Parque del Recuerdo (Memory Park) is a group of four cemetery parks located in Santiago, Chile.

==Parque del Recuerdo Américo Vespucio==
Opened in 1980, Parque del Recuerdo Américo Vespucio is located in the commune of Huechuraba, in the northern sector of the city of Santiago. It was the first cemetery of its kind in the country. It occupies 59 hectares and has a cinerary.

===People interred===
- Carlos "Chicho" Azúa (c. 1938–2009), actor and comedian
- Juan Azúa (1938–2006), conductor
- Gonzalo Bertrán (1945–2001), television director
- José Alejandro Bernales (1949–2008), director of the Carabineros de Chile from 2005 to 2008
- Andrés Bobe (1962–1994), founder of the rock band La Ley
- Eduardo Bonvallet (1955–2015), footballer, coach, and sports commentator
- Roberto Bruce (1979–2011), television journalist
- Felipe Camiroaga (1966–2011), television presenter
- Patricio Carvajal (1916–1994), vice admiral and minister of the military dictatorship
- Carlo de Gavardo, racing driver and motorcyclist
- Carolina Fadic (1974–2002), actress and television presenter
- Néstor Isella (1937–2015), footballer, coach, and sports commentator
- Ronald Kay (1941–2017), poet, theorist, and visual artist
- Gustavo Leigh (1920–1999), general and commander-in-chief of the Chilean Air Force, part of the Government Junta
- Bernardo Leighton (1909–1995), lawyer and politician
- Sergio Livingstone (1920–2012), footballer and sports commentator
- Raúl Matas (1921–2004), journalist and radio and television presenter
- Fernando Matthei (1925–2017), general and commander-in-chief of the Chilean Air Force, part of the Government Junta
- César Mendoza (1918–1996), Olympic medalist and general director of the Carabineros, part of the Government Junta
- José Ricardo Morales (1915–2016), Spanish-Chilean writer
- Hernán Olguín (1949–1987), television journalist
- Myriam Palacios (1936–2013), actress and comedian
- Matilde Pérez (1916–2014), painter and sculptor, pioneer of kinetic art in Chile
- Fernando Riera (1920–2010), footballer and coach
- Andrés Rillón (1929–2017), lawyer, actor, director, and comedian
- Peter Rock (1945–2016), Austrian-Chilean musician
- Ricarte Soto (1952–2013), radio and television journalist
- Gabriel Valdés (1919–2011), lawyer, diplomat, academic, and politician
- Luis Vitale (1927–2010), Argentine-Chilean historian and intellectual
- Sonia Viveros (1949–2003), actress
- Raimundo Tupper (1969–1995), footballer
- Adolfo Zaldívar (1943–2013), politician, lawyer, and professor
- Margot Honecker (1927–2016), East German politician and wife of leader Erich Honecker
- Eugenio Cruz Vargas (1923–2014), painter and poet
- Rodolfo Opazo Bernales (1935–2019), painter and sculptor
- Joaquín Marcó Figueroa (1892–1956), former superintendent of the Casa de Moneda de Chile, and author
- Sebastián Piñera (1949–2024), businessman and politician, former president of Chile

==Parque del Recuerdo Santa Clara==
Parque del Recuerdo Santa Clara, also called Américo Vespucio II, is an extension of the previous park, located at the back by Santa Clara Avenue. It occupies approximately 25 hectares and is still in its construction phase.

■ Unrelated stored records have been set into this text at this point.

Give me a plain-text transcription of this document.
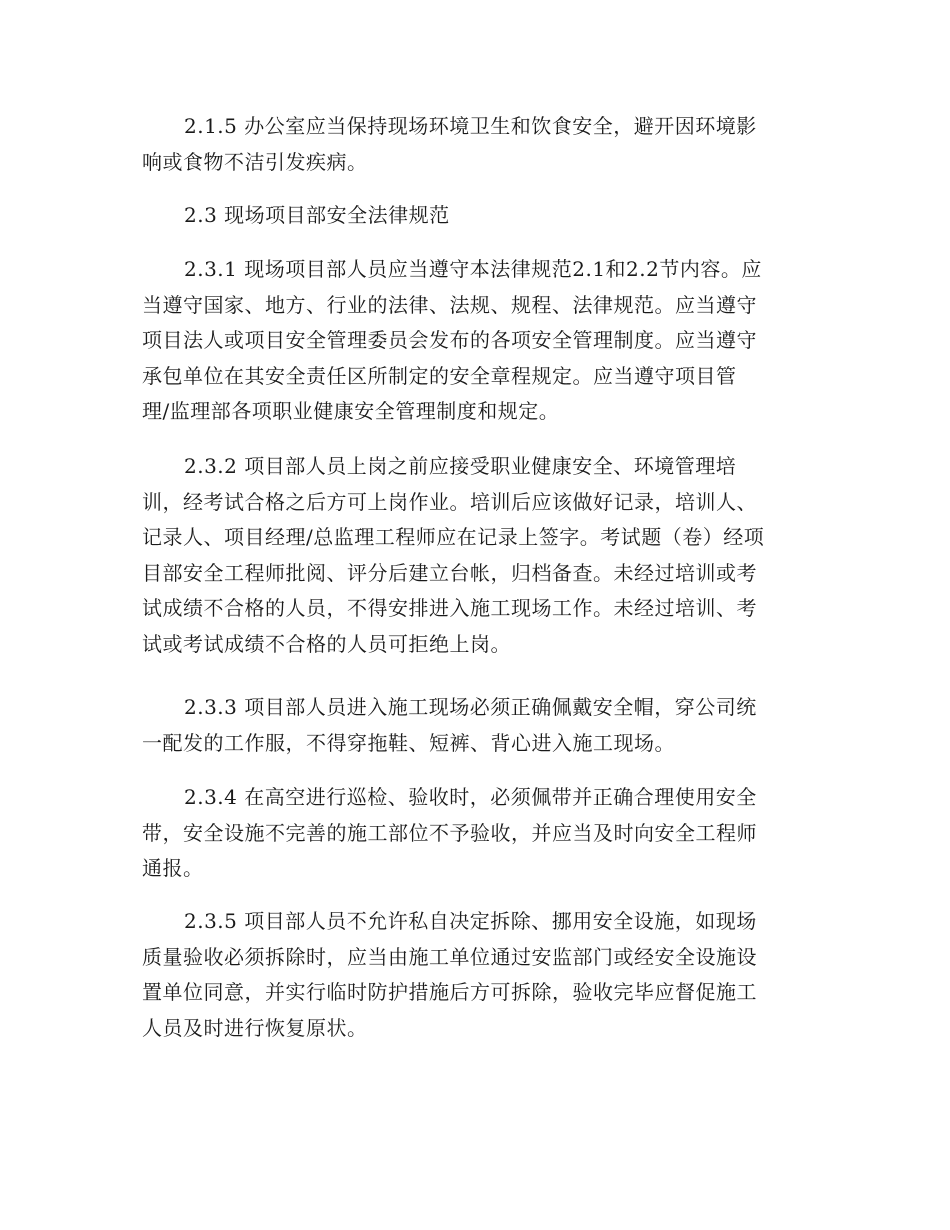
2.1.5 办公室应当保持现场环境卫生和饮食安全，避开因环境影
响或食物不洁引发疾病。
2.3 现场项目部安全法律规范
2.3.1 现场项目部人员应当遵守本法律规范2.1和2.2节内容。应
当遵守国家、地方、行业的法律、法规、规程、法律规范。应当遵守
项目法人或项目安全管理委员会发布的各项安全管理制度。应当遵守
承包单位在其安全责任区所制定的安全章程规定。应当遵守项目管
理/监理部各项职业健康安全管理制度和规定。
2.3.2 项目部人员上岗之前应接受职业健康安全、环境管理培
训，经考试合格之后方可上岗作业。培训后应该做好记录，培训人、
记录人、项目经理/总监理工程师应在记录上签字。考试题（卷）经项
目部安全工程师批阅、评分后建立台帐，归档备查。未经过培训或考
试成绩不合格的人员，不得安排进入施工现场工作。未经过培训、考
试或考试成绩不合格的人员可拒绝上岗。
2.3.3 项目部人员进入施工现场必须正确佩戴安全帽，穿公司统
一配发的工作服，不得穿拖鞋、短裤、背心进入施工现场。
2.3.4 在高空进行巡检、验收时，必须佩带并正确合理使用安全
带，安全设施不完善的施工部位不予验收，并应当及时向安全工程师
通报。
2.3.5 项目部人员不允许私自决定拆除、挪用安全设施，如现场
质量验收必须拆除时，应当由施工单位通过安监部门或经安全设施设
置单位同意，并实行临时防护措施后方可拆除，验收完毕应督促施工
人员及时进行恢复原状。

==Parque del Recuerdo Cordillera==
Parque del Recuerdo Cordillera is located in the commune of La Florida, close to the Andean foothills. It was opened in 1998 and occupies 69 hectares.

===Persons interred===
- Roberto Viking Valdés (1950–2002), singer
- Paul Schäfer, German immigrant leader and convicted sex offender

==Parque del Recuerdo Padre Hurtado==
Parque del Recuerdo Padre Hurtado, also known as Parque del Recuerdo Malloco, is located in the commune of Peñaflor, in the peripheral sector of Santiago. It is surrounded by a rural and natural environment. It was opened in 1998 and occupies 35 hectares.

==In popular culture==
The episode "El funeral de Tulio" of the children's TV series 31 Minutos was filmed in the Parque del Recuerdo Cordillera cemetery.